After several hours of this, and me with several bites and no hooks, Seña thought it was time to kick it up a notch. She wanted me to see the ocean up close. Despite the many beautiful ocean views my community offers, I´d never been taken down to the shore. We waded through the putrid, sand-fly infested mangroves in the direction of the ocean.

Please note, at this time I was rather thirsty and hungry. Having not realized that fishing was a day-long endeavor, I left the house at 7a.m. without my water bottle. I tried to disguise my displeasure with the malodorous mangroves as Seña paused occasionally, dangling her hook into impossibly small pockets of water. She snatched up a black, two-to-four-inch fishes within seconds, and threw them on top of the other dead ones in her happy yellow bucket.

So on we marched until suddenly, the mangroves came to an abrupt hault and we stood with an unobstructed view of the crystalline Caribbean ocean. I wedged my machete into a tree branch, and was prepared to take a rest and enjoy the view.

"Cati, let´s go!" Seña said in Ngobere, smiling, waving her arm in the direction of the ocean.

We were standing on the edge of the mangroves. Fish were flopping in the water below, and men in dugout canoes were paddling in from their own morning of fishing. I´d recently read baracudas love the shallow waters around mangroves, and was trying to push the idea out of my mind.

"Um, where are we going?"

"We´re going fishing!"

This happens a lot. People half-answer a question without really answering it. Before I had time to rephrase, Seña, pregnant no less, was thigh-deep in the water, holding out an outstreched hand. We were going to fish in the ocean. Now this is a contact sport, I thought. And so we waded, and waded, and waded, until we were a few hundred feed from the shore, though the water never reached much past our hips. In the shallower areas, I saw a fish flirt with my bait, watched him steal it, and then vowed to think twice before I accepted a fishing invitation again. Seña caught a few more fish, bemoaned my bad luck, and we waded back to shore, where we drank some sugary coffee and ate a couple of pieces of bread that she´d been carrying in her bag.

All in all, the day turned out all right.

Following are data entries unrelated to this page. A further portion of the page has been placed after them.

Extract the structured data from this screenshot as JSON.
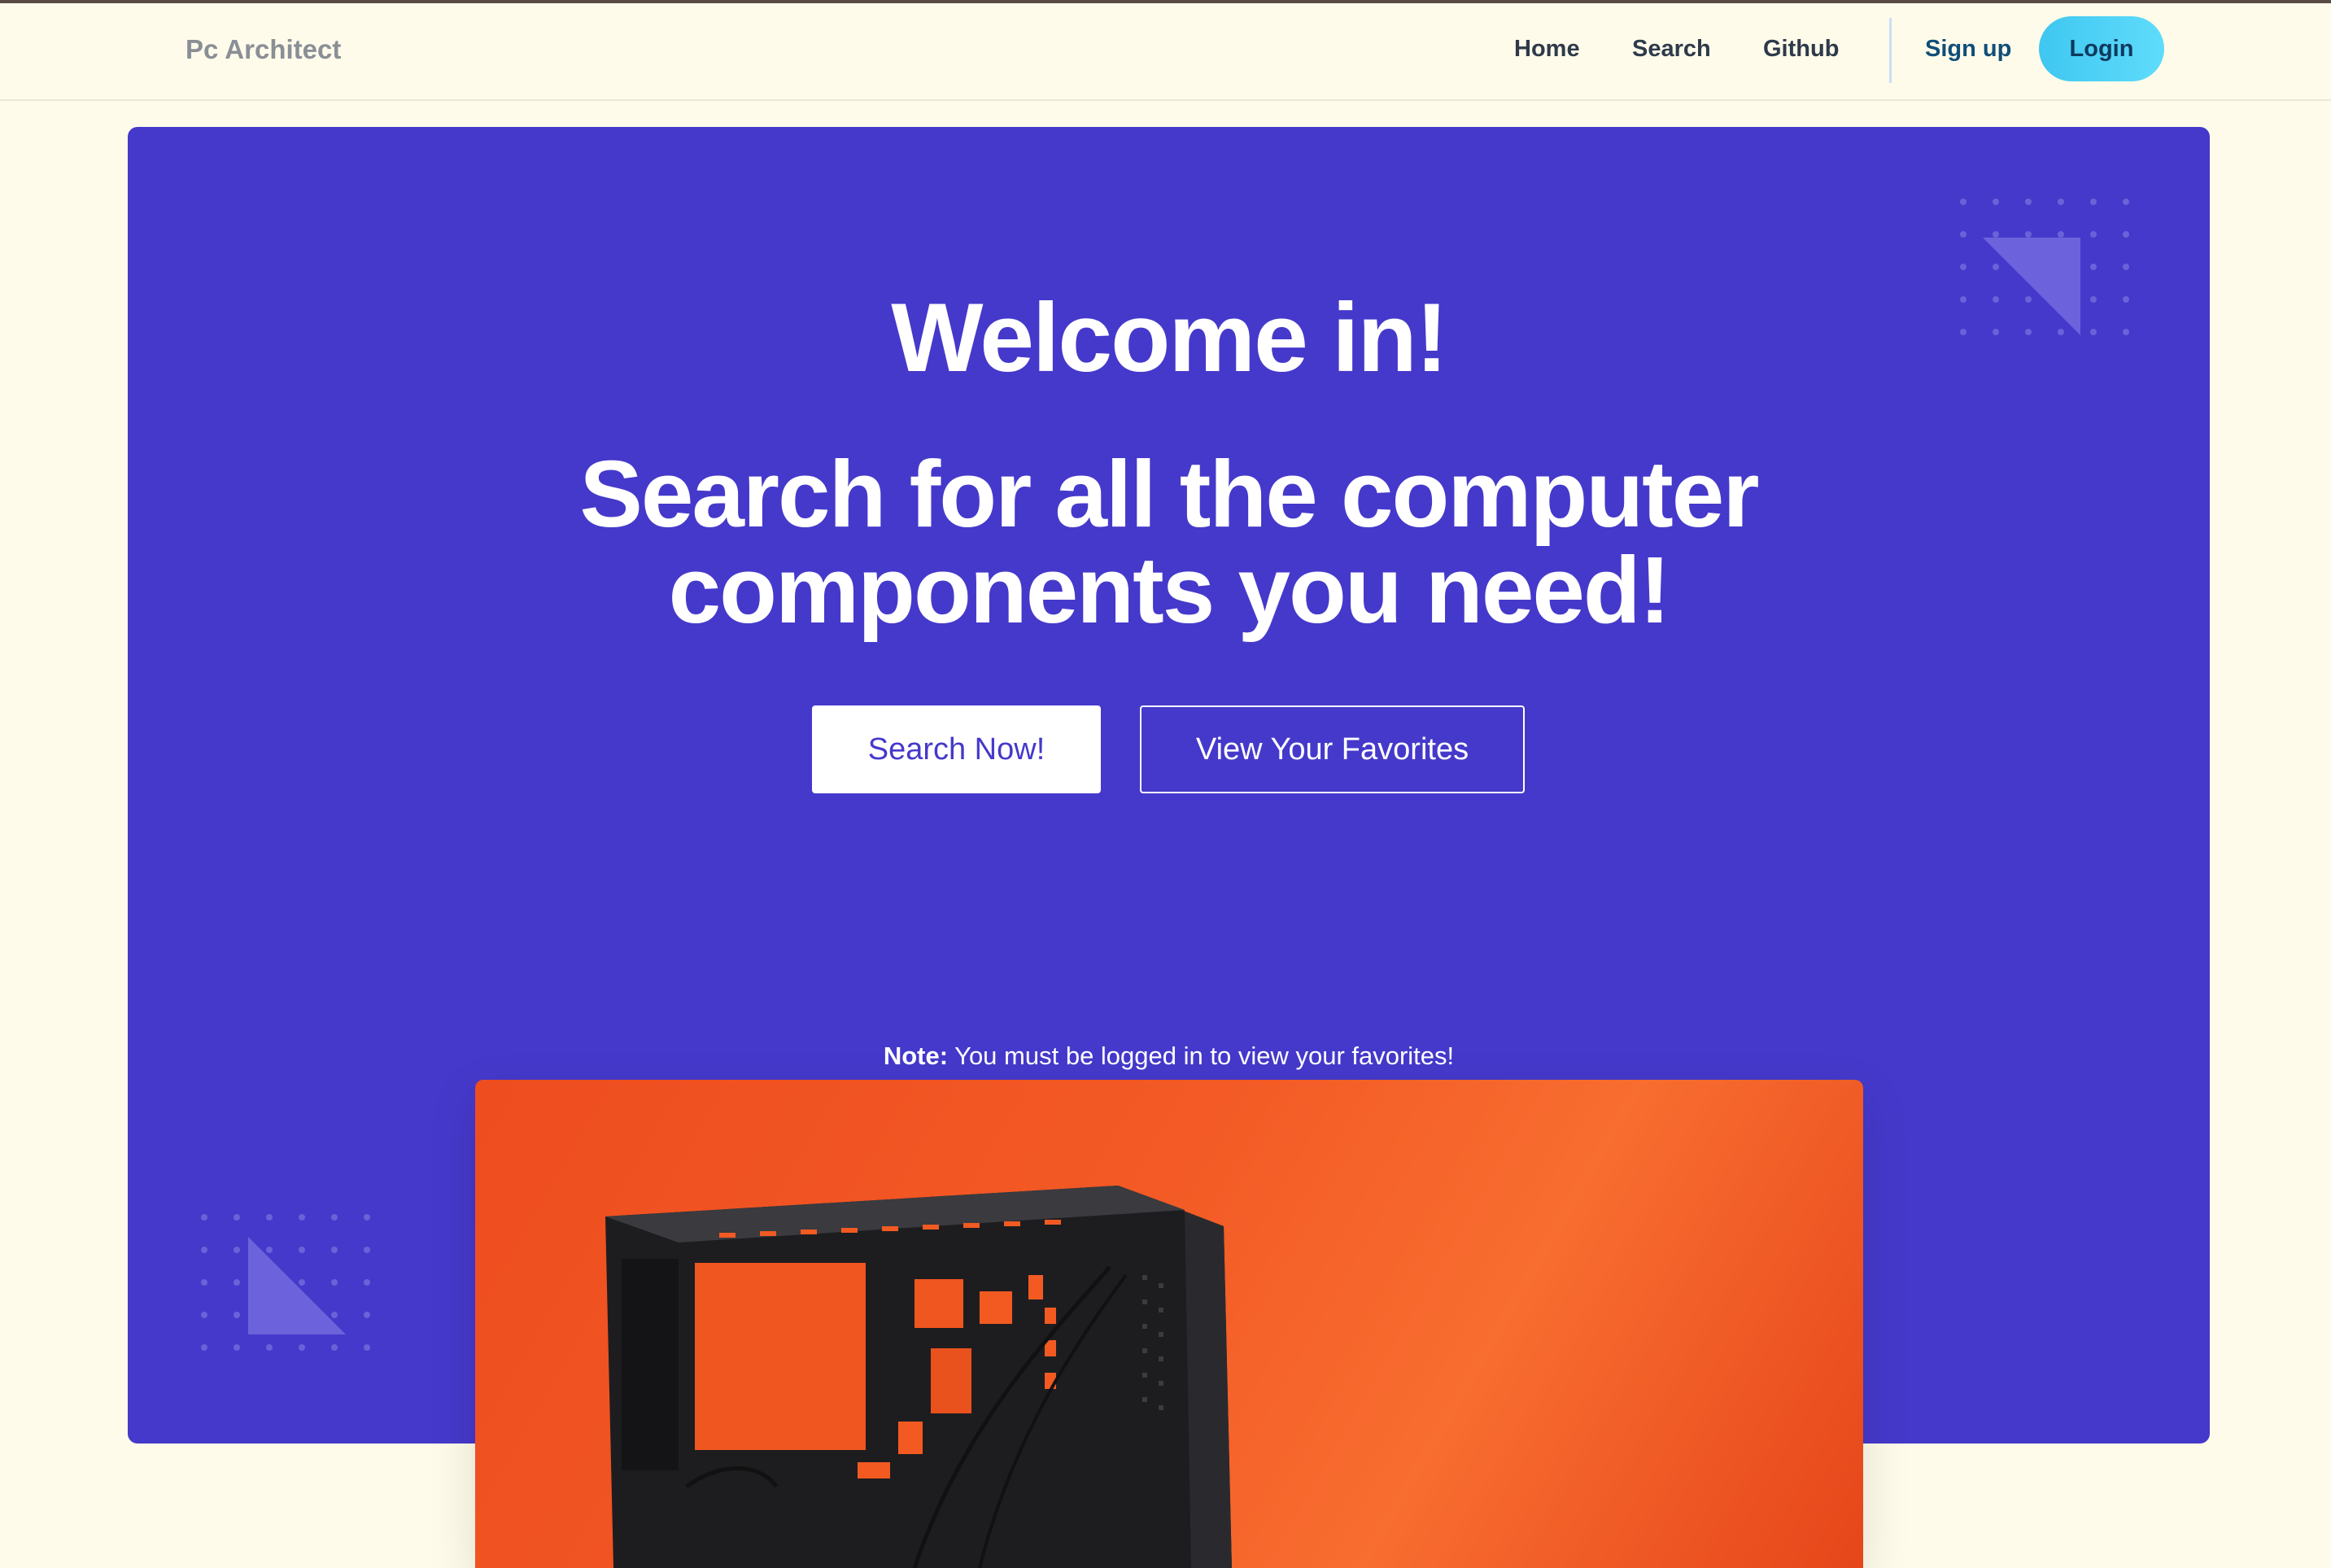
{
  "navbar": {
    "brand": "Pc Architect",
    "links": [
      {
        "label": "Home"
      },
      {
        "label": "Search"
      },
      {
        "label": "Github"
      }
    ],
    "signup_label": "Sign up",
    "login_label": "Login"
  },
  "hero": {
    "title": "Welcome in!",
    "subtitle": "Search for all the computer components you need!",
    "search_button": "Search Now!",
    "favorites_button": "View Your Favorites",
    "note_label": "Note:",
    "note_text": " You must be logged in to view your favorites!"
  },
  "colors": {
    "page_background": "#fefbea",
    "hero_background": "#4539cb",
    "login_button": "#3fc7f1",
    "image_background": "#f35a25"
  },
  "icons": {
    "decoration": "dot-grid-triangle-icon",
    "image": "pc-case-image"
  }
}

I went fishing again this week, where I was allowed the sole responsiblity of guarding the fish we (read: Seña and two of her six children) caught. This time, she stored them on a stick, threading them through the kills and mouth and leaving them there to dangle. As I extracted a set of teeth that had become lodged in the bloody stick, and felt the weight of the carcasses hanging below, I thought perhaps I´m getting used to this. Maybe one day I´ll catch one. And until I do, I know Seña will still call to me from her kitchen, inviting me over for the surprisingly delicious fish soup she makes, or the cocount rice she serves with the catch of the day.

1 comment:

  1. Perhaps Santa will provide you with a fishing net, Cati. I am truly impressed that you willingly entered the fish world. That would be like me smiling calmly as I descend an escalator. How many rooms does your neighbor have, and is the kitchen a separate entity? Would they mind if you took a picture of the interior of their house? I thought I had an idea, but then when you mentioned a balcony, that image had to change.